За час до обеда возвестили приход короля. Он прошел вперед, церемонно поцеловал руку своей жены, затем окинул взглядом комнату, полную знатных дам.

– Я сожалею, – сказал он степенно, – о вашем нездоровье. Что-то особенное? – не дождавшись ответа, он сжал ее руку в своей, не отпуская.

– Пойдем в вашу спальню.

Он пошел так быстро, что готов был захлопнуть дверь перед матерью Элизабет и своей, которые следовали за ними.

– Да, мадам?

– Вы оставили истинную причину моих огорчений там, за дверью.

На мгновение Генрих смутился.

– Одна из дам?

Затем нахмурился.

– Моя мать?

– Список имен на моем столе, – резко ответила Элизабет.

– Список… Помилуйте, мадам, список каких имен?

– Список людей, которых вы назначили для ведения моих дел.

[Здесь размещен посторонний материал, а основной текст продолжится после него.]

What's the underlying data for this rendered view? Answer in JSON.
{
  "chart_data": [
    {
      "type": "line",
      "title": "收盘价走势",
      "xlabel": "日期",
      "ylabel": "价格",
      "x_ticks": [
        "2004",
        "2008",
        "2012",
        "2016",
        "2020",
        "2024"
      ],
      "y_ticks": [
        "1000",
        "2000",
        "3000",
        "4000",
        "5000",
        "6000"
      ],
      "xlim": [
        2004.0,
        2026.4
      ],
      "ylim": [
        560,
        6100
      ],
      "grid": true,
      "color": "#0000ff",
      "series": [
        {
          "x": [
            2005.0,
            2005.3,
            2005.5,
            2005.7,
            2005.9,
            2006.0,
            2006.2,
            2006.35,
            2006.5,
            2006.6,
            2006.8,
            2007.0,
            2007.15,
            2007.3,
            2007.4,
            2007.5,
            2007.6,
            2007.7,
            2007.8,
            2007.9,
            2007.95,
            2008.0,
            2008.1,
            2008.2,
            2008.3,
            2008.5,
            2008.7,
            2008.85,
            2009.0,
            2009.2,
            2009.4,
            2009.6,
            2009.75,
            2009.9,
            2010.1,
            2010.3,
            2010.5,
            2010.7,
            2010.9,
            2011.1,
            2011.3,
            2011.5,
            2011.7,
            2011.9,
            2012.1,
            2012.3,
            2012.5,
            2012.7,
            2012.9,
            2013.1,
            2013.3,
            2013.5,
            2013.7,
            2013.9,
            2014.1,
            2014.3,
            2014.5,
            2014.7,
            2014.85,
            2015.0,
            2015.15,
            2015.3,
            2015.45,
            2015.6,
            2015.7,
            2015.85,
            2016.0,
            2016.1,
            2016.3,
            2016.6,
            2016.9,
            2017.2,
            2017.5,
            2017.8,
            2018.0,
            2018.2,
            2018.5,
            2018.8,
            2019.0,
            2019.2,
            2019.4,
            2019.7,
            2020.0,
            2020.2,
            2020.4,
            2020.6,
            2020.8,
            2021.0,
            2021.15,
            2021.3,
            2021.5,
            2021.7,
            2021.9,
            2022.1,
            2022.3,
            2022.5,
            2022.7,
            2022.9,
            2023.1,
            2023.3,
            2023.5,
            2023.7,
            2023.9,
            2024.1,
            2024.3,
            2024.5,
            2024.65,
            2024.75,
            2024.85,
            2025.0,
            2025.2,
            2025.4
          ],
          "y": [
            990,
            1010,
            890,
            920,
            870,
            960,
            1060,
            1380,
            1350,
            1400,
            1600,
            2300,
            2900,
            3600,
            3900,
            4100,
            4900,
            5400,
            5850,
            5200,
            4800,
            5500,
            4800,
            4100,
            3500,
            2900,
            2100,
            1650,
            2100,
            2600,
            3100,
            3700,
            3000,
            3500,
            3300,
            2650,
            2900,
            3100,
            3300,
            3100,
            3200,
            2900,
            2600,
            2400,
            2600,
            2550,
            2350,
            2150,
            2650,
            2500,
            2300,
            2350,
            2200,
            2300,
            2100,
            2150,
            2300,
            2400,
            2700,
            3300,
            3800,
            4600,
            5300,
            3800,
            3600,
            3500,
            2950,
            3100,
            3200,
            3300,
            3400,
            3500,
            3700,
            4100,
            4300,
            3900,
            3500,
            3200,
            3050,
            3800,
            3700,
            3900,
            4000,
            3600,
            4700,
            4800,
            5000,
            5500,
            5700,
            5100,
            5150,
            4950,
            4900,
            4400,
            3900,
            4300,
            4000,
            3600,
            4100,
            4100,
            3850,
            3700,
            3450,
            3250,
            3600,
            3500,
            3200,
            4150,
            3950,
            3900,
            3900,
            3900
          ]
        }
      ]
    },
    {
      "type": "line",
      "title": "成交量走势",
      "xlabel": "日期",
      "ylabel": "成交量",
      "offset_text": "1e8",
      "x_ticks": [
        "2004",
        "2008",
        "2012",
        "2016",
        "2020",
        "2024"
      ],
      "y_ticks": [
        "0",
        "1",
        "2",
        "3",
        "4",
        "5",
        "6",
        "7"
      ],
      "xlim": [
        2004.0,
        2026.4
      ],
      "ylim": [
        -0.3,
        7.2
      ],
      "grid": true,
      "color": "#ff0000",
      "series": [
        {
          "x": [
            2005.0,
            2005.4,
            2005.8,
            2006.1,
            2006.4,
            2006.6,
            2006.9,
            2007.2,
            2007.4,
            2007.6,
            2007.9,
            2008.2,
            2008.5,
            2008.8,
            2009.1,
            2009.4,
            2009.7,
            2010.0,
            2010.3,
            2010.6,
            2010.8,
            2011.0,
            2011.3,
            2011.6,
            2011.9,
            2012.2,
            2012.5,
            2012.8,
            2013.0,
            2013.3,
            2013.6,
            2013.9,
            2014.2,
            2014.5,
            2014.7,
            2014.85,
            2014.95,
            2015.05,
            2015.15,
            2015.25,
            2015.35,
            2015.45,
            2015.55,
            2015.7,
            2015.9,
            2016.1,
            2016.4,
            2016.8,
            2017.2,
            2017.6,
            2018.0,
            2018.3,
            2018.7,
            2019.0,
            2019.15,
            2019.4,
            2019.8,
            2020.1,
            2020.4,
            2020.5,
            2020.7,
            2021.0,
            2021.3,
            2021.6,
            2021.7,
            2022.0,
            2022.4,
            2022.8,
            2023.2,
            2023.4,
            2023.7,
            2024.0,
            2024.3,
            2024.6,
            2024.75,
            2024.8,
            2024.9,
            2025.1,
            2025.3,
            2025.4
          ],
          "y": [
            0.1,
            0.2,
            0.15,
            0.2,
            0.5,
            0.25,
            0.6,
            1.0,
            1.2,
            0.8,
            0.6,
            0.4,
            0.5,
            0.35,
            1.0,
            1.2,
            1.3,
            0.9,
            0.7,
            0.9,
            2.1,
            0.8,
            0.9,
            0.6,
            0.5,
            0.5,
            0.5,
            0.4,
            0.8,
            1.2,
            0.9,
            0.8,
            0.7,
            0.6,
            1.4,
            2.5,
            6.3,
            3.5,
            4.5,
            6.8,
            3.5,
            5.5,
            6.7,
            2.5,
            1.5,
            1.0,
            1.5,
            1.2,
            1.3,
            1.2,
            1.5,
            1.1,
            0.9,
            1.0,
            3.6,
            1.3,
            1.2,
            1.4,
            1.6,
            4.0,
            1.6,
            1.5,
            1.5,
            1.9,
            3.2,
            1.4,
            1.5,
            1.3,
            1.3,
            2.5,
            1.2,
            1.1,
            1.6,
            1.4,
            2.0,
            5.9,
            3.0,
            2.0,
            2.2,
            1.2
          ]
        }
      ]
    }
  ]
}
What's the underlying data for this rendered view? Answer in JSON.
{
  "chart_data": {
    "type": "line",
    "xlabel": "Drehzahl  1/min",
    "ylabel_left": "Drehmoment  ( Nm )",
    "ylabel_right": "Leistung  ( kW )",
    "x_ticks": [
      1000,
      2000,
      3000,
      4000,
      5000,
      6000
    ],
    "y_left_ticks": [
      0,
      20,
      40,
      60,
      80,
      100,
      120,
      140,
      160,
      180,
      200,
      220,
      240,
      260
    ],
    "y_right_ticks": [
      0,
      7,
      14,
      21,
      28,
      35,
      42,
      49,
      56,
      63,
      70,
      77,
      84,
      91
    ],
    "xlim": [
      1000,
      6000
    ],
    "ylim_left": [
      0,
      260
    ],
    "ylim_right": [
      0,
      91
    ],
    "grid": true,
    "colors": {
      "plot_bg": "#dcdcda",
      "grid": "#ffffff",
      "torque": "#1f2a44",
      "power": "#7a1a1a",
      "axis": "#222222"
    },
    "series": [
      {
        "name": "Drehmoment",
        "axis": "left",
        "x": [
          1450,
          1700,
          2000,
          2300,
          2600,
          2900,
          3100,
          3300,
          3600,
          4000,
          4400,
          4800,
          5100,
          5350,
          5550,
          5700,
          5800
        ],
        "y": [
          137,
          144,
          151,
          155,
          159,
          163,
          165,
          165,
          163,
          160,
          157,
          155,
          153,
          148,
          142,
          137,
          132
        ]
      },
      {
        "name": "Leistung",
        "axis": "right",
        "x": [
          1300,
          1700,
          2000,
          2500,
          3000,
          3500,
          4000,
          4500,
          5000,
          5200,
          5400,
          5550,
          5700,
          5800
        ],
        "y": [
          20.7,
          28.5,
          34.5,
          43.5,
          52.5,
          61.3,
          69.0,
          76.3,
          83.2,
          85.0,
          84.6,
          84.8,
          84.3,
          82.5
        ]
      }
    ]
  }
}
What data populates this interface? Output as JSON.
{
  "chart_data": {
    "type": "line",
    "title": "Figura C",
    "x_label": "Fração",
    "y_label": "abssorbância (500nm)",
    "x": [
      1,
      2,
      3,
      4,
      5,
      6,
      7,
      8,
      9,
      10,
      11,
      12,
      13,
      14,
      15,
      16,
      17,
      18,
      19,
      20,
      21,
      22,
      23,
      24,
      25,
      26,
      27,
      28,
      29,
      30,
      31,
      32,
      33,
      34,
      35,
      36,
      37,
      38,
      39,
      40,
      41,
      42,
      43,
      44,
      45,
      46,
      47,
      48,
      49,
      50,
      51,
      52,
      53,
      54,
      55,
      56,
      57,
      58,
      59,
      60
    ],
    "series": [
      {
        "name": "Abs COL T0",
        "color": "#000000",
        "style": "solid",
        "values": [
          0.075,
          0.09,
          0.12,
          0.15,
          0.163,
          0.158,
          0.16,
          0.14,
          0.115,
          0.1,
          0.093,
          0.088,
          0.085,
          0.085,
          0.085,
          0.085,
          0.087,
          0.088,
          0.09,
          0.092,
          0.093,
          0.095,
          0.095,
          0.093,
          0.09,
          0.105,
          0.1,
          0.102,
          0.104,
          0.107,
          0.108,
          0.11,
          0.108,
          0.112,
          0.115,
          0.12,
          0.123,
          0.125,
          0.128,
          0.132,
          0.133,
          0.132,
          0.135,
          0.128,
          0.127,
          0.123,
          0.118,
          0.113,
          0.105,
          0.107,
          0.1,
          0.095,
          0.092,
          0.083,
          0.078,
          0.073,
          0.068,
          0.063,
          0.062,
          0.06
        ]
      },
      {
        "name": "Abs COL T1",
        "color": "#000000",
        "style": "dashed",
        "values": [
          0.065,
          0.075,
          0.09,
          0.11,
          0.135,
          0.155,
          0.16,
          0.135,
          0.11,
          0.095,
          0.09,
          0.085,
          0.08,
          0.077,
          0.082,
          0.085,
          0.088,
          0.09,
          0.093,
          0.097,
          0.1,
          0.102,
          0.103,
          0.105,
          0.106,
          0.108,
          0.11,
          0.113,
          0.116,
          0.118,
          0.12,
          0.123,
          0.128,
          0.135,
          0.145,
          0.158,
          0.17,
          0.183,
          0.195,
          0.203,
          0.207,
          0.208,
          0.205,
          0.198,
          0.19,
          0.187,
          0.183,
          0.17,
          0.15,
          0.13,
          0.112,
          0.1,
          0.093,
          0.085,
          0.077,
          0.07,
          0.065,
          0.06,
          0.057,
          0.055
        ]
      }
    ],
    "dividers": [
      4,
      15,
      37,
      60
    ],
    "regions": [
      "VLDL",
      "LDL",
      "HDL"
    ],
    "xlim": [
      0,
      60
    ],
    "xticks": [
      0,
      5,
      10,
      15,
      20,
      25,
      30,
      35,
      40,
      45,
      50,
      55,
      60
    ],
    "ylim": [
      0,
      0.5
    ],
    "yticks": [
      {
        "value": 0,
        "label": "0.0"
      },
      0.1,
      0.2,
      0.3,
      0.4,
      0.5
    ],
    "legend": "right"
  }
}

Вот какой список!

Брови Генриха поднялись.

– Это было предложено вам по меньшей мере за две недели до нашей свадьбы. У вас было время…

– Время! – воскликнула Элизабет. – Я разрывалась между портными, сапожниками и ювелирами; у меня не было времени, чтобы перевести дух. Вы рассчитывали на это. Вы знали, что я не смогу…

– Протесты не принесут вам пользы. Позвольте предупредить вас, мадам, чтобы вы не строили планов, противоположных моим. В сущности, я не планировал ничего подобного. Список был предложен честно. Если бы вы нашли пять минут, чтобы прочесть его… Если бы вы отвлеклись хотя бы на полчаса в день от своих развлечений… – Было глупостью сказать подобное, подумал Генрих, овладевая собой. Он не хотел, чтобы Элизабет вмешивалась в дела.